Initially working as a journalist for the Hull Advertiser he rose to be its Sub-editor and Manager. In 1861, he became a political correspondent working at the House of Commons for the Morning Star. In 1868, he resigned his position to become Assistant Editor to Alexander Russel in The Scotsman newspaper in Edinburgh. When Russel died in 1876, the editorship was taken by Rev Dr Robert Wallace and on his retiral in 1880 Cooper was placed as editor. He served as editor for 25 years, until retiring in 1906 (aged 76) to be replaced by John Pettigrew Croal.

During his period as editor he lived at 15 Charlotte Square, one of Edinburgh's most prestigious addresses.

In 1890, he was elected a Fellow of the Royal Society of Edinburgh his proposers including Alexander Crum Brown, Sir Arthur Mitchell and John McLaren, Lord McLaren. The University of Edinburgh awarded him a Doctor of Letters (LLD) in 1907.

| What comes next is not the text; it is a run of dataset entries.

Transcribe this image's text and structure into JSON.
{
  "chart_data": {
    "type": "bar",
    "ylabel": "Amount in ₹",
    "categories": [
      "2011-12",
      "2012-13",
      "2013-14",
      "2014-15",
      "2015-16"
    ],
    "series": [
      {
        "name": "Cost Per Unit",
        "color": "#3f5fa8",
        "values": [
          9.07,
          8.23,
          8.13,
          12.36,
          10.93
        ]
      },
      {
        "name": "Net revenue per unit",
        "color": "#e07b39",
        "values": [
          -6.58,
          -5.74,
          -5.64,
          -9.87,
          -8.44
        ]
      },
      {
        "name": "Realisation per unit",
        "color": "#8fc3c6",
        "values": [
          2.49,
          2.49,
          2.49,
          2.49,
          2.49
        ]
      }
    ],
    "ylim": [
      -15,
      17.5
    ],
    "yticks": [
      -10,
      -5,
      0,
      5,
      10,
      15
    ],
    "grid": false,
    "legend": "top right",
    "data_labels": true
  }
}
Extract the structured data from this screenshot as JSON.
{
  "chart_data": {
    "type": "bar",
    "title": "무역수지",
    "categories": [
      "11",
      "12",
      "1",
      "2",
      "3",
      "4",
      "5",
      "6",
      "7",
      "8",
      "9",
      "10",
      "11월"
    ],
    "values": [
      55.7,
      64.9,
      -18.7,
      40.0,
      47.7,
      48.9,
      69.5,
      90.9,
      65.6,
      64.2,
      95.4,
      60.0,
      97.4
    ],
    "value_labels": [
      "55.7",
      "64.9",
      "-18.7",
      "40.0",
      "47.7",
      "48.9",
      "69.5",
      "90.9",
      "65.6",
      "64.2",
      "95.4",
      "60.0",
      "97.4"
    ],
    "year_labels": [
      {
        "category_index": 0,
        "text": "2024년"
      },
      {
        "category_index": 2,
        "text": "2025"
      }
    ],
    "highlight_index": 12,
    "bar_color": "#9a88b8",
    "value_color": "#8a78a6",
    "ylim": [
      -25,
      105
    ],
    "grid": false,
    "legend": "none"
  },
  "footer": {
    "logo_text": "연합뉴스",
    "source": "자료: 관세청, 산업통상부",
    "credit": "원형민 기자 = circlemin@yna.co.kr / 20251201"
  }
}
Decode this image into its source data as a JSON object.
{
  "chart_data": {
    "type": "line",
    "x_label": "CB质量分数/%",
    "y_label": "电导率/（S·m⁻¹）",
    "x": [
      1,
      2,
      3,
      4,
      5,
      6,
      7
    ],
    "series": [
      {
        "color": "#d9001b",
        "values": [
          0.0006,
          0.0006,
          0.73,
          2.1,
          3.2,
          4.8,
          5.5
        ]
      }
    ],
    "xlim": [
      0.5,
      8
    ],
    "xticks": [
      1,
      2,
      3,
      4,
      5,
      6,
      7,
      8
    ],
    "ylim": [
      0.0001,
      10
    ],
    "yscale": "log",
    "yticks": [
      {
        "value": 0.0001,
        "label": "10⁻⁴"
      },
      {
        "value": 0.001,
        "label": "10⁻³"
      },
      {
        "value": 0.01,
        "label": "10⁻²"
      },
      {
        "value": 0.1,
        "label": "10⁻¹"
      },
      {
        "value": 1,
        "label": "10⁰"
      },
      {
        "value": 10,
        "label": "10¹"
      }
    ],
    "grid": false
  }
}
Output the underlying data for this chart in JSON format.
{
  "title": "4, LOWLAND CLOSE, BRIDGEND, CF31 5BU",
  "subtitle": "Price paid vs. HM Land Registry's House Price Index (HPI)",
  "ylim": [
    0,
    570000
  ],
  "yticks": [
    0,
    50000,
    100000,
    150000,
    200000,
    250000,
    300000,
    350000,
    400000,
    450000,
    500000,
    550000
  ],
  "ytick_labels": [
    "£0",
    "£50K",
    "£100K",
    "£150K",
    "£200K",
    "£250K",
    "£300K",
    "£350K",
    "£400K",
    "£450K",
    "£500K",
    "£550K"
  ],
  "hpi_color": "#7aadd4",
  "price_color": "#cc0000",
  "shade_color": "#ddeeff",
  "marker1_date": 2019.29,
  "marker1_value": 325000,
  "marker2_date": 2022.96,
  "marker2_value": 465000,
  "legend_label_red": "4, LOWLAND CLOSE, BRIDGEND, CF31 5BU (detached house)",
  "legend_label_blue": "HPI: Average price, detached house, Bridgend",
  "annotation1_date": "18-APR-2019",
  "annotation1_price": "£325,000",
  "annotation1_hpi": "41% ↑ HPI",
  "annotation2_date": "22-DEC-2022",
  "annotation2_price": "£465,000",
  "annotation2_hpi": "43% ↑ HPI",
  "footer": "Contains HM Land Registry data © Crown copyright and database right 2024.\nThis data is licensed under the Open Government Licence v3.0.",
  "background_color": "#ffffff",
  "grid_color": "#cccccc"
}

He died in Bournemouth on 14 April 1916.

He is buried in Dean Cemetery in western Edinburgh with his wife Susanna, who had died in 1887, and two of their sons: Frank Towers Cooper KC (1883–1915) and James Cooper (1866–1929). The grave lies on the north wall of the first north extension.

==Publications==
- Letters on Egypt (1891)
- Letters on South Africa (1895)
- An Editor's Retrospect (1896) (an autobiography)

==Family==
In 1852, he married Susannah Towers, who died in 1887.

Their son F T Cooper KC died in 1915.